Nel 1255 Amalfi fu, per volere di papa Alessandro IV, feudo di Bertoldo, Ottone e Ludovico di Hohenbruck e poi, con Carlo d'Angiò, fu di Alardo di Valbery. Della gloriosa repubblica non c'era ormai che il ricordo: oltre alla peste che nel 1306 ne decimò la popolazione, il passare di mano in mano - nel 1391 da Venceslao Sanseverino alla famiglia Colonna fino al 1419 e a Raimondo del Balzo Orsini conte di Nola e di Sarno nel 1438, dopo essere stata saccheggiata per aver sostenuto Renato d'Angiò contro Alfonso d'Aragona nella lotta per il potere - ridusse ancor più le forze cittadine.

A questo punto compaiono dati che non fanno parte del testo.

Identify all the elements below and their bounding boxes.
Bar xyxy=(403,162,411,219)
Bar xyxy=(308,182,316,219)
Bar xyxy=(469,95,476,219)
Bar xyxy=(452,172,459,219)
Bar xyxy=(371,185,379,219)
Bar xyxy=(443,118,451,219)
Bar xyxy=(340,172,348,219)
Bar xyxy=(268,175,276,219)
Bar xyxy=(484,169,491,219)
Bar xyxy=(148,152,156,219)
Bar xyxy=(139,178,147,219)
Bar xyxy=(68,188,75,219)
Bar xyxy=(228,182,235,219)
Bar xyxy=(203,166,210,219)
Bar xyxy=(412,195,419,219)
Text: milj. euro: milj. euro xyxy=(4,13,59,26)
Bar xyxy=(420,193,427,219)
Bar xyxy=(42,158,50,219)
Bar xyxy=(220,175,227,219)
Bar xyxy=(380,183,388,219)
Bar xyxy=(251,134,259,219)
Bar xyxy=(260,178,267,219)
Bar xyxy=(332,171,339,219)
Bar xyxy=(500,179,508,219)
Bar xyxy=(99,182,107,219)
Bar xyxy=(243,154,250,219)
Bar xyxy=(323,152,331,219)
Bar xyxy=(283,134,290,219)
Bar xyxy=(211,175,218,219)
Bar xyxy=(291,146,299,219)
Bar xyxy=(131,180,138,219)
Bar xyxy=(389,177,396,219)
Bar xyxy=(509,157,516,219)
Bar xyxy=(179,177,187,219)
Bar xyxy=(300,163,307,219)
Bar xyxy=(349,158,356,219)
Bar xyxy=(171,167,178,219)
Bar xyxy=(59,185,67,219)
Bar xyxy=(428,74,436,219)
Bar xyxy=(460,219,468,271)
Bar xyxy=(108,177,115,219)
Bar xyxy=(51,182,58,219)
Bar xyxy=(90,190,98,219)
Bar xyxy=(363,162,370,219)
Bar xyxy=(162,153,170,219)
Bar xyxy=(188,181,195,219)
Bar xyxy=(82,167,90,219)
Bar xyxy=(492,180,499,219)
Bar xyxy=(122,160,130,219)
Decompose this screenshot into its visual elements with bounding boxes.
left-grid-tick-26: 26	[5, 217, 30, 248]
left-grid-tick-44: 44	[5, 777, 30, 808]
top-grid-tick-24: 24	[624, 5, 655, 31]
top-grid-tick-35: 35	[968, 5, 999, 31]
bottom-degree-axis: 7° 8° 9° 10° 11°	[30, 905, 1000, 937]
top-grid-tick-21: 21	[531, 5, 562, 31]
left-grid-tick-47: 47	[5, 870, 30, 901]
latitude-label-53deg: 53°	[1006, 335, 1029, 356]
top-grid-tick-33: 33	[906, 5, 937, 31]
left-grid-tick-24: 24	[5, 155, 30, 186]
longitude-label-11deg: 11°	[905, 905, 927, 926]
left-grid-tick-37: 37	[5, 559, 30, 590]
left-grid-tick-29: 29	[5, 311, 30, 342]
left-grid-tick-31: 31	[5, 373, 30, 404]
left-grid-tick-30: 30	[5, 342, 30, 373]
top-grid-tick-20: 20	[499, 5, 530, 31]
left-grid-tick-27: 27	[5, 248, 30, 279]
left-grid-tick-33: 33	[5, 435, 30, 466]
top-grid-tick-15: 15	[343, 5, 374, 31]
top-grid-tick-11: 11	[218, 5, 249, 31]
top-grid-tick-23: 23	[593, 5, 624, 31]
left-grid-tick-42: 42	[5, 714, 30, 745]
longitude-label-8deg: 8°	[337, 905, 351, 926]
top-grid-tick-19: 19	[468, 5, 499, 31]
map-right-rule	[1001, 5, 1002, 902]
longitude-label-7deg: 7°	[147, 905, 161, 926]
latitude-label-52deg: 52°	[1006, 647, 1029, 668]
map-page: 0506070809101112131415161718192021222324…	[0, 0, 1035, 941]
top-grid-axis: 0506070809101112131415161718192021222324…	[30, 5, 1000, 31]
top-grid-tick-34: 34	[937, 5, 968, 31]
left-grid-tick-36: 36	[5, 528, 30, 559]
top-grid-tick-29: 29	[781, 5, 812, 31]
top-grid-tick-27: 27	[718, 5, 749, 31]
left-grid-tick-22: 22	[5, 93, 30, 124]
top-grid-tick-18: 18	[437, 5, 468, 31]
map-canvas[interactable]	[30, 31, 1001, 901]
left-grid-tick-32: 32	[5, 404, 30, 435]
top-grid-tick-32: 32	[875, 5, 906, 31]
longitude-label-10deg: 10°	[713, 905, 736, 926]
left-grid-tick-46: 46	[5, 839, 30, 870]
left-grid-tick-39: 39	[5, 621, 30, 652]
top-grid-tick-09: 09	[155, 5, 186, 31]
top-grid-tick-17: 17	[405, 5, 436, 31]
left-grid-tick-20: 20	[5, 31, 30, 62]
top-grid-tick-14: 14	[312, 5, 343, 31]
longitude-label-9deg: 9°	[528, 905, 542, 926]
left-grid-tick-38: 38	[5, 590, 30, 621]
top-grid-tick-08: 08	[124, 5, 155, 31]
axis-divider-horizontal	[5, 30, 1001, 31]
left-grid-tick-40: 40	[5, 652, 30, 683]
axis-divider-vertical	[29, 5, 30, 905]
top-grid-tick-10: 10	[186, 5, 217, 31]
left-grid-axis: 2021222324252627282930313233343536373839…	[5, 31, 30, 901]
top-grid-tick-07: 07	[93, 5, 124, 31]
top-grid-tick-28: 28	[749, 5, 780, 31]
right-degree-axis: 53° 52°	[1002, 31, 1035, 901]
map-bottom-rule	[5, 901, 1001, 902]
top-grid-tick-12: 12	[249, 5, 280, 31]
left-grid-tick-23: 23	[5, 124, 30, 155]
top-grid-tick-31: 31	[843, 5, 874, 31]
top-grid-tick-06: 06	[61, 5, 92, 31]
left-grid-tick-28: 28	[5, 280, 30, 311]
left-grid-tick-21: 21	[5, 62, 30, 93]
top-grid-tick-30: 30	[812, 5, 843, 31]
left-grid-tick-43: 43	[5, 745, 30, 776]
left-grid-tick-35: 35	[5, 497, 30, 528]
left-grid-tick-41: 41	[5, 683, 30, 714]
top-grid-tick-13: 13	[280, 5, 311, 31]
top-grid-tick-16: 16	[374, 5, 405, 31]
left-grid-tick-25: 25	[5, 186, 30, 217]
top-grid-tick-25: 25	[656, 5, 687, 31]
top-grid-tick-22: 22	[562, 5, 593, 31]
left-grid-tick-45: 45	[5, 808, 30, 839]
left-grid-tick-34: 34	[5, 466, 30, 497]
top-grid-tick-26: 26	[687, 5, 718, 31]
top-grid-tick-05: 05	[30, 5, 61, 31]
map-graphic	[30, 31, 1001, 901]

Nel 1461 la città passò a Maria, figlia di Ferdinando I di Napoli e sposa di Antonio Todeschini Piccolomini. Alla morte dell'ultimo duca Giovanni Piccolomini nel 1582, Amalfi e il suo ducato furono messi in vendita per 216 mila ducati e i cittadini riscattarono la propria libertà. Fu così terra demaniale del Regno di Napoli fino al 1806, anno in cui creò un proprio consiglio comunale presieduto da un sindaco.(4)

1 Strabone V, 4, 43:
2 Il Beloch propose di identificare Marcina con Maiori (Beloch 1879, pag. 256), ma ormai è certo che sia Vietri sul Mare (vd. Amarotta 1977, pag. 51).
3 Chronicon Amalphitanum, I, foglio n° 195.
4 Per la facies greca in costiera amalfitana si è utilizzato Di Frischia 1981, perché è apparso l'unico studio che portasse prove sicure per questa tematica.